The great central gate through which warriors had been coming and going for two weeks was slammed shut on the plaza once more. Bemused women set about cleaning the littered streets. The shedlike carnival taverns were closed, the drink barrels drained until next brewing time. In the houses of assignation, sheets were thrown over the furniture, the plumbing was drained, and the doors were closed again.

There was an almost silence in the city, a funeral quiet. Doors shut quietly. Voices murmured. Even the Well of Surcease seemed to have muted its music, and bird song came as a puzzled question rather than an affirmation. It seemed a time of mourning. “Severance,” murmured Morgot, quoting a Women's Country poet. “‘The silence of severance, a vessel of quiet to hold mourning, for those who have said welcome, and farewell; a time to summon once again those things not so much lost as unremembered.'”

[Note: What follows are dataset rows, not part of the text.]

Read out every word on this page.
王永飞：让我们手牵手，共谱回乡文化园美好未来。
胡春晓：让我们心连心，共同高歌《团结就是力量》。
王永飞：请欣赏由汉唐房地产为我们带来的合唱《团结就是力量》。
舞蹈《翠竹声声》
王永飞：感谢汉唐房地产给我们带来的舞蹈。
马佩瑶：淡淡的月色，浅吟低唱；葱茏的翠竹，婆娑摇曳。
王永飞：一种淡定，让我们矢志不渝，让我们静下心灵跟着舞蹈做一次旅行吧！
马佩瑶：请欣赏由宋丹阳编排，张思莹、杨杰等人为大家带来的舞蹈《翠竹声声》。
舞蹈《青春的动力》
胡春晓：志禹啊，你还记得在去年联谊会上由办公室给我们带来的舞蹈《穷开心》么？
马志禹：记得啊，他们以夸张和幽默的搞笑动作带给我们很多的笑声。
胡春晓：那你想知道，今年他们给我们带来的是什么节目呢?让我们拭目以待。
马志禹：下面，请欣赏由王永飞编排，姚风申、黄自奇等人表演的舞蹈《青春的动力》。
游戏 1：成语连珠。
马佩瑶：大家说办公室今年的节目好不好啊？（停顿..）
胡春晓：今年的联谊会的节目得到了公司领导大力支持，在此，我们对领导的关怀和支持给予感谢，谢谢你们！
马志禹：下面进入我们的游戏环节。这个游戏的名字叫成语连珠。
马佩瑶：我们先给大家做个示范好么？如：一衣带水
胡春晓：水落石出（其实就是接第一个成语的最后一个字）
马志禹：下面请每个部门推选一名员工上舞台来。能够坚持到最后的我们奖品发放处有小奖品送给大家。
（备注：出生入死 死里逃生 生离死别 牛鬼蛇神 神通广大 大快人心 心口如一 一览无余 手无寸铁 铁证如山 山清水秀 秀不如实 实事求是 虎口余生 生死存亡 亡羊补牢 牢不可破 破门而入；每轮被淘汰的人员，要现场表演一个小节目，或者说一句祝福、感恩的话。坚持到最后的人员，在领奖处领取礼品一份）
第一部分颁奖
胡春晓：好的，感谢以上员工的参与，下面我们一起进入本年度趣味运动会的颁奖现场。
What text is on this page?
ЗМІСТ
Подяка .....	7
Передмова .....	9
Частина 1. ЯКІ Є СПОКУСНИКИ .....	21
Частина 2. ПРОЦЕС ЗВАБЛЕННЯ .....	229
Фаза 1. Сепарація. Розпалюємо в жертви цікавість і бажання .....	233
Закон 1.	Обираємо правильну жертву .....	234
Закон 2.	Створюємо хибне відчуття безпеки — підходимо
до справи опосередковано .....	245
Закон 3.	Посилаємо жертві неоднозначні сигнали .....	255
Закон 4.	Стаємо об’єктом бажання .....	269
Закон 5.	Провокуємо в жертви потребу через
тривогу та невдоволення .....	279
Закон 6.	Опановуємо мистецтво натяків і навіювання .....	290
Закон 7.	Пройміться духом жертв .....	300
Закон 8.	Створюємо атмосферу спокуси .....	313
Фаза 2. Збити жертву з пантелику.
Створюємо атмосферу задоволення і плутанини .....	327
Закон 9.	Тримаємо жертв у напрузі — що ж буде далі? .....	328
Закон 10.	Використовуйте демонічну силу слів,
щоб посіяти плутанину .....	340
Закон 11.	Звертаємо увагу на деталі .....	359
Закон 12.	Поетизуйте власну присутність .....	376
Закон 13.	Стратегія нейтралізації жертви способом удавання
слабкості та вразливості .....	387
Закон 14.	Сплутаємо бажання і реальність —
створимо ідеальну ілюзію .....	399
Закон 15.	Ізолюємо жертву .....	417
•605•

“I think everybody's just tired,” said Stavia practically. She knew she was tired. Not being with Chernon was unthinkable, but being with him made her weary in strange ways. “Just tired.” Preoccupied with her own confused feelings, she did not see the appraising look that Morgot gave her.

The week after that, Stavia went back to her studies.

Not before she gave Chernon a book, however, against her better judgment, against her common sense, the observer
Stavia pleading with the actor Stavia to be sensible. Actor Stavia did it anyhow, asserting that the ordinances were stupid, arbitrary, and that Chernon was different.

“And you'll bring me more, won't you?” Chernon pled through the hole in the wall, their fingers touching deep within that recess, quivering like tiny animals, smelling one another out “Please, Stavia. To the hole in the wall. Anything. Anything I can read!”

“You'll get caught,” she said, halfheartedly hoping he wouldn't press it. It would get them both in trouble, probably… perhaps. And yet it tied them together, probably….

“I won't get caught. I'll come there during my free time, I'll stay right there and read, then I'll leave the things there, pushed down behind the tree. Oh, I know you will. Please, Stavvy.”

“All right, Chernon,” she promised him, giddy from that liquid, furtive feeling he gave her, a feeling which she assumed was “infatuation.” She had no other name for it. Lending him a few books seemed such a small thing to do to keep that stricken, wounded look away from his face. She couldn't bear to see him looking like that.